Balsamo: Das ist für mich die Fähigkeit, sich vorzustellen, wie wir eine Technologie in Bereichen einsetzen können, für die sie nicht vorgesehen war. Technologische Vorstellungskraft ist überall präsent, etwa wenn Videokameras zur Verbreitung von Youtube-Videos verwendet werden oder Leute Games modifizieren. Viele der Technologien, die heute produziert werden, sind ziemlich banal und von dem abgeleitet, was es schon gibt. Mir geht es darum, wie wir die technologische Vorstellungskraft schulen, provozieren und kultivieren können, sodass neue Technologien über die bloße Wiederholung hinausgehen.

Standard: Ist das eine Frage des Bildungssystems?

Balsamo: Mit der Verfügbarkeit kreativer Produktionsmittel am Computerdesktop kann man neue Applications entwickeln. Die Schulung der technologischen Vorstellungskraft sollte quer durch alle Lehrpläne gehen, egal ob man Geschichte, Informatik oder Kunst studiert. Das muss kultiviert werden.

Standard: Sie fordern mehr ethisches Verantwortungsbewusstsein bei der Entwicklung von Technologien. Warum?

Balsamo: Als ich begann, selbst in der Entwicklung von Medientechnologien zu arbeiten, war ich überrascht, wie viele sehr schnell getroffene Entscheidungen das Design beeinflussen. Vorher nahm ich an, dass die Technologieentwicklung ein rationaler Prozess ist, bei dem man einfach die beste Lösung für ein Problem sucht. Als Entwickler steht man aber oft vor der Wahl zwischen verschiedenen Möglichkeiten, wie das Problem interpretiert, definiert und gelöst werden kann. Jede Wahl basiert schließlich auf Annahmen, die wiederum auf Werten basieren. Hier kommt die Ethik ins Spiel. Ingenieure und Techniker sollten lernen, die Werte zu hinterfragen, die ihren Entwicklungen zugrunde liegen.

Standard: Aber Sie sagen doch selbst, dass jede Technologie die jeweilige Kultur reproduziert?

Balsamo: Alle Technologien sind eingebettet in ein bestimmtes kulturelles Verständnis. So wurden viele alltägliche Technologien wie mein Laptop und mein Smartphone explizit dafür entwickelt, die Informationsverarbeitung zu beschleunigen. Das ist ein kultureller Wert, der fest in den westlichen Staaten verankert ist, die auf einem starken ökonomischen System fußen. Diese Technologien können aber immer auch auf andere Arten genutzt werden. Der größ-te Durchbruch des PCs begann, als wir aufhörten, Computer als Rechenmaschinen zu sehen, sondern uns Gedanken machten, wie er zum Kommunikationsmittel werden könnte. Technologien reproduzieren Bestehendes, bringen aber im Gebrauch Neues hervor. Die Frage ist, wie kreativ wir bei diesen Veränderungen sind.

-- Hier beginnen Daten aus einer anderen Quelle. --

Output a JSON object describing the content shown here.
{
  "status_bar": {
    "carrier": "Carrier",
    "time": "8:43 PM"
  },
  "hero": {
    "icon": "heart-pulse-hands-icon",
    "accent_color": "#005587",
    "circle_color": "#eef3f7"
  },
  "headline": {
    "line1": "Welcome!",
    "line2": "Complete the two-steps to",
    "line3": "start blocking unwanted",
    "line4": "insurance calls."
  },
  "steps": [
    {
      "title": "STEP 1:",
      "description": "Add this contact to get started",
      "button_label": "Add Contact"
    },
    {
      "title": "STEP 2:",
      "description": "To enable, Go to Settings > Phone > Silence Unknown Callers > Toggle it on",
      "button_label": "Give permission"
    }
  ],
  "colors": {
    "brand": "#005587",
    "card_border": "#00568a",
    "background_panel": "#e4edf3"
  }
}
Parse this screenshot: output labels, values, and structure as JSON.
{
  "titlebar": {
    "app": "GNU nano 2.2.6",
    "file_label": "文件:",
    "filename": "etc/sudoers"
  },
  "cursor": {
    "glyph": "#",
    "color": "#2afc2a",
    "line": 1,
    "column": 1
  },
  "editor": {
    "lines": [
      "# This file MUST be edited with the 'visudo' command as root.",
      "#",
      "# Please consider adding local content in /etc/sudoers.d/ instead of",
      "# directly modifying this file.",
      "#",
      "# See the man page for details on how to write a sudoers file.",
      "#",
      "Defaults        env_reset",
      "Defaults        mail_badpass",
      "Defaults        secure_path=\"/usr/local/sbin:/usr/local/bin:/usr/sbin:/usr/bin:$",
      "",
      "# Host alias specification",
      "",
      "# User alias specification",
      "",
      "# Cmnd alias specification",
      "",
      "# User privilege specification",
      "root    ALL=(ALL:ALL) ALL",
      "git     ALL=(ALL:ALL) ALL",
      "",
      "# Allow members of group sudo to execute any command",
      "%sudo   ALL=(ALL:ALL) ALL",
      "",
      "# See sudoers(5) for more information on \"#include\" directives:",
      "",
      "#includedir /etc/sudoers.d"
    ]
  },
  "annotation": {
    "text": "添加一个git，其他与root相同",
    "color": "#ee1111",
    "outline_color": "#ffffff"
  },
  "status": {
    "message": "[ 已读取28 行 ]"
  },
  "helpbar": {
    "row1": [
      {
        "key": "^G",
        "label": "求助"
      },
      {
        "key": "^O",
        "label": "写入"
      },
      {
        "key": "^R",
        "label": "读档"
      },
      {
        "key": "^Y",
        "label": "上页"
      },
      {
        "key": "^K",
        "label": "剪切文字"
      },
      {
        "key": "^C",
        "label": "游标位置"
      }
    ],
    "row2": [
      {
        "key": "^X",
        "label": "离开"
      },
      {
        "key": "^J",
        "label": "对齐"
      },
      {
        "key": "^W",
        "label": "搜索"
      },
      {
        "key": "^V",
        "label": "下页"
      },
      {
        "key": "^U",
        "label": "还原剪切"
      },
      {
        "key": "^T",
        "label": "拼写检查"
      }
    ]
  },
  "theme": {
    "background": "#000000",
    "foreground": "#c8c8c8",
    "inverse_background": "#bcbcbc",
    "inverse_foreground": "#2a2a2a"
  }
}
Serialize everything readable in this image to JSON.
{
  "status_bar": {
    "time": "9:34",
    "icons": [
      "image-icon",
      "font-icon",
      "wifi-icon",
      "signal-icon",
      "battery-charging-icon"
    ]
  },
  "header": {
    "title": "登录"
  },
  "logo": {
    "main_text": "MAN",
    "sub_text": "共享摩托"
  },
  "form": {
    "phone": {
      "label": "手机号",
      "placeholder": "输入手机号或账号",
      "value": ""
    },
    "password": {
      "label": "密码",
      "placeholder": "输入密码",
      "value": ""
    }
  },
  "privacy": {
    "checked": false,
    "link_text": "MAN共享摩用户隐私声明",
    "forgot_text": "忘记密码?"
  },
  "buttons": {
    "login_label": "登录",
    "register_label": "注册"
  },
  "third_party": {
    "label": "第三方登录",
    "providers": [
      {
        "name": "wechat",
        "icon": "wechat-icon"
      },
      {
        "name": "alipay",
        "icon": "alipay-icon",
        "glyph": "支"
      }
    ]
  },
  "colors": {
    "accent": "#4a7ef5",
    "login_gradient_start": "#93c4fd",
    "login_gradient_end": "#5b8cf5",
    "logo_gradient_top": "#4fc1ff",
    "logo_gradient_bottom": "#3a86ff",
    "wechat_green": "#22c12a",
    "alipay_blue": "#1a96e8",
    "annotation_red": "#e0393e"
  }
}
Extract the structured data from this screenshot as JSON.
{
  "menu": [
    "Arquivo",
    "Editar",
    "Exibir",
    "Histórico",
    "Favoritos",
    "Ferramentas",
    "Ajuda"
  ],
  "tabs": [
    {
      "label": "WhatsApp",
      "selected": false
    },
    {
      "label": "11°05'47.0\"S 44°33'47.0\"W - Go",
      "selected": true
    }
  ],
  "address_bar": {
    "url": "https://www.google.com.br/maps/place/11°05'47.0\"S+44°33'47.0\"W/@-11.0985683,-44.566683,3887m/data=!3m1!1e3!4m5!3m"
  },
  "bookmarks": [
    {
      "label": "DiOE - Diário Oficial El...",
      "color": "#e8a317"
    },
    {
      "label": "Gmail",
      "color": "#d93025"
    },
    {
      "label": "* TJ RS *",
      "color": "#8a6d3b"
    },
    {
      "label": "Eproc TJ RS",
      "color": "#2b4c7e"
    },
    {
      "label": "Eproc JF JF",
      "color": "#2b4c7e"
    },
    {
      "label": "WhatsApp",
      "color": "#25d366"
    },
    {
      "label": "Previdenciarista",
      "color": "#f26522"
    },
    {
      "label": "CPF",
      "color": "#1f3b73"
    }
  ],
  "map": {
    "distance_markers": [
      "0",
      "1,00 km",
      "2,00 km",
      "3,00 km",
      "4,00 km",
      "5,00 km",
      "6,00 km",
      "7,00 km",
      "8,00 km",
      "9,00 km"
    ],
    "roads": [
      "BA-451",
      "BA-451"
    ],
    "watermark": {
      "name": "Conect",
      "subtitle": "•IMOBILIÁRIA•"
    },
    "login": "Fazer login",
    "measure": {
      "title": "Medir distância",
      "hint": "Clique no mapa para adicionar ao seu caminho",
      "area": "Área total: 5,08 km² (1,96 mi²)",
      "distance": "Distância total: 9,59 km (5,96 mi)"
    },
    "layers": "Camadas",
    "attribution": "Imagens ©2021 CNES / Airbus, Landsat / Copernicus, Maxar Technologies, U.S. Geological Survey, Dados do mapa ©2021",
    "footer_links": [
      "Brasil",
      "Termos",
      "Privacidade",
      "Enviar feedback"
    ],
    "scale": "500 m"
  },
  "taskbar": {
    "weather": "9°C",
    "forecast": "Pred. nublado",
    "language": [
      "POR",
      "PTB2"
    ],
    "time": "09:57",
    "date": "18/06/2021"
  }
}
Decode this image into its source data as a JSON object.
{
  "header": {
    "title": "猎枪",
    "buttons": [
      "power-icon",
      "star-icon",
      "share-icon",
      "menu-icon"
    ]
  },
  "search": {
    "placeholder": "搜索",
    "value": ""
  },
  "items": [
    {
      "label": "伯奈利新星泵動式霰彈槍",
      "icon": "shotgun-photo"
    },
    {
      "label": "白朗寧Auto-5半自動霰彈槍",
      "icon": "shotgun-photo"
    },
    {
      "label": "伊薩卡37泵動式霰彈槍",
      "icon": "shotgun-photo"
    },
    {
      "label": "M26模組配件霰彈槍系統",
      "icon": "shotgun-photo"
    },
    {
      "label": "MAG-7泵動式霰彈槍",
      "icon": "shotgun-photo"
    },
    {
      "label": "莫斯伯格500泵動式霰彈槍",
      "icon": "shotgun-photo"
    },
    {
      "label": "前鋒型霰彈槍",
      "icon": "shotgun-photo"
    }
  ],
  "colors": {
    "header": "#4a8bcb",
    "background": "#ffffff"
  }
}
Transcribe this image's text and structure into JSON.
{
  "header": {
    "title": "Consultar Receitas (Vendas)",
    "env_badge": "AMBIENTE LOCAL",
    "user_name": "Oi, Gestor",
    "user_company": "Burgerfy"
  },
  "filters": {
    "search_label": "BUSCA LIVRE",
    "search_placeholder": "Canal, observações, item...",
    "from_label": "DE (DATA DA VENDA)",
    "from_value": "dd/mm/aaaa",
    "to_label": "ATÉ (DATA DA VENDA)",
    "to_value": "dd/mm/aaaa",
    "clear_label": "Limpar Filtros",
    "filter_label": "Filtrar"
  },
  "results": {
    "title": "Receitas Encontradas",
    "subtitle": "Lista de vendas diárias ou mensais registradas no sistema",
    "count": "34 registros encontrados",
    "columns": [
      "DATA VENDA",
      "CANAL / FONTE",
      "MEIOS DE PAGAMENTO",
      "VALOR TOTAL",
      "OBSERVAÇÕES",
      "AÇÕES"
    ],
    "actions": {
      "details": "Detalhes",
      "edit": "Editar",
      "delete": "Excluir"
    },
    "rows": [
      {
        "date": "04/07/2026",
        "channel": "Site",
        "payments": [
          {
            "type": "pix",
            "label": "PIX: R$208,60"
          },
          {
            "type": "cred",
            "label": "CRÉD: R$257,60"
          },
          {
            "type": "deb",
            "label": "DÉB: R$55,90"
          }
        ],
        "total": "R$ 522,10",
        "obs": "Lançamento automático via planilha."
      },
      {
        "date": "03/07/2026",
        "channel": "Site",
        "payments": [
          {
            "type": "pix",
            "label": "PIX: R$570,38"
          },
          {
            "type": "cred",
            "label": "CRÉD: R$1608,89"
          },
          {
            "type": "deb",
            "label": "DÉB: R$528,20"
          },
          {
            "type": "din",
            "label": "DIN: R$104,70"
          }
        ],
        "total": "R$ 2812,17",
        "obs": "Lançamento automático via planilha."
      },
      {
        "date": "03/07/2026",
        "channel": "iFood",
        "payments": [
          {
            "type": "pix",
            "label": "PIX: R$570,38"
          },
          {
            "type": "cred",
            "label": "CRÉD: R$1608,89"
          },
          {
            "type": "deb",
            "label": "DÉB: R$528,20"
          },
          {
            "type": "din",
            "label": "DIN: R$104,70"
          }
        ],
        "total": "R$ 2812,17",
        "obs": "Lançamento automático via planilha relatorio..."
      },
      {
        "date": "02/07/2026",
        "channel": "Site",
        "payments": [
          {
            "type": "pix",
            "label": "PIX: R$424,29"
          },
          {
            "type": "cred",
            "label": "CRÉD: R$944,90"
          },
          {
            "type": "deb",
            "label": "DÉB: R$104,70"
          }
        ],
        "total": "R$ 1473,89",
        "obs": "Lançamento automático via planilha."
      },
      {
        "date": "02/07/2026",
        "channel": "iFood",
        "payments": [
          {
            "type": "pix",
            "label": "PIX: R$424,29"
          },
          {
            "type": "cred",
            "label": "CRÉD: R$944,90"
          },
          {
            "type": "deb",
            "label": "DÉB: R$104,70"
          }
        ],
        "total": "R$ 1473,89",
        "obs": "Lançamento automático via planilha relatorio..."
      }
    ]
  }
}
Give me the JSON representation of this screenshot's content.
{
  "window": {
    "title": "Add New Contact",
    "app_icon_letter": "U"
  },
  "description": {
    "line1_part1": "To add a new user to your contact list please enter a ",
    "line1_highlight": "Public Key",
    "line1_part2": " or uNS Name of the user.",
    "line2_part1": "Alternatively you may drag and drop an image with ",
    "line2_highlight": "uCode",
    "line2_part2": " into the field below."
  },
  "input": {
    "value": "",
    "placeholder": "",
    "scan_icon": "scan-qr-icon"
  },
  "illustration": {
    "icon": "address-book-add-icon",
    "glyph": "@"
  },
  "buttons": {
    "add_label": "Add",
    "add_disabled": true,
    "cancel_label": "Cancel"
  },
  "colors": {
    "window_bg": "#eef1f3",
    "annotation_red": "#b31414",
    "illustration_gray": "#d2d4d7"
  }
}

Standard: Würde sich etwas an technischen Innovationen ändern, wenn mehr Frauen eingebunden wären?

Balsamo: Wenn das Geschlechterverhältnis in Technik und Informatik ungleich ist, gibt es auch ein Ungleichgewicht bei den Vorstellungsressourcen. Ich glaube nicht, dass Frauen anders denken als Männer, aber sie sind unterschiedlich sozialisiert, weil sie in einem Gebiet arbeiten, wo sie oft in der Minderheit und nicht immer unbedingt willkommen sind. Diese Erfahrungen bilden die Vorstellungen anders, als wenn man zur Mehrheit gehört. Diese Perspektive ist eine kreative Ressource, die andere Vorstellungen in den Designprozess einbringt.

Standard: Sind auch die Geisteswissenschaften unterrepräsentiert in Entwicklungsprozessen?

Balsamo: Geisteswissenschafter haben die Methoden, um kulturelle Auswirkungen zu bewerten - egal ob aus Sicht der Soziologie, der Cultural Studies, der Anthropologie, Geschichte oder der Politikwissenschaften. Das könnte sehr nützlich sein, wenn etwas aktiv kreiert wird - nicht erst im Nachhinein. Und dann gibt es noch das ganz neue Feld der Digitalen Geisteswissenschaften, das in den USA gerade richtig boomt. Dabei geht es um sehr komplexe Fragen. Wenn zum Beispiel eine Videodatenbank mit 150.000 Interviews mit Holocaustüberlebenden mithilfe von Algorithmen analysiert werden soll, geht es um Fragen der Geistes-, nicht der Naturwissenschaften.

Standard: In Ihrer frühen wissenschaftlichen Arbeit zu "Cyborg Women" beschäftigten Sie sich mit den Auswirkungen von Hightech auf den Körper. Kehrt das Körperliche im Umgang mit Technologien wie Touchscreens und Tablets wieder?

Balsamo: Die Biologin Donna Haraway (Verfasserin des "Manifesto for Cyborgs") war eine der ersten, die sagte: Es gibt keinen natürlichen Körper mehr, er ist vollkommen durchdrungen von Technologie, wir modellieren ihn mit Vitaminen, funktionellem Essen, Implantaten usw. Zur selben Zeit entstanden Virtual Reality und Cyberpunks, die sagten: Wir brauchen keine Körper mehr im Cyberspace. Auch das traf nicht ein. Der Körper wurde zum Interface zwischen dem Menschen - mit all seinen Fähigkeiten und Wünschen, zu kommunizieren, sich zu informieren, sich zu vernetzen - und seinen Maschinen. Der Körper ist zum entscheidenden Faktor im Technologiedesign geworden. Es geht darum, die Maschinen an die natürlichen Bewegungen, die Gestik des Menschen anzupassen.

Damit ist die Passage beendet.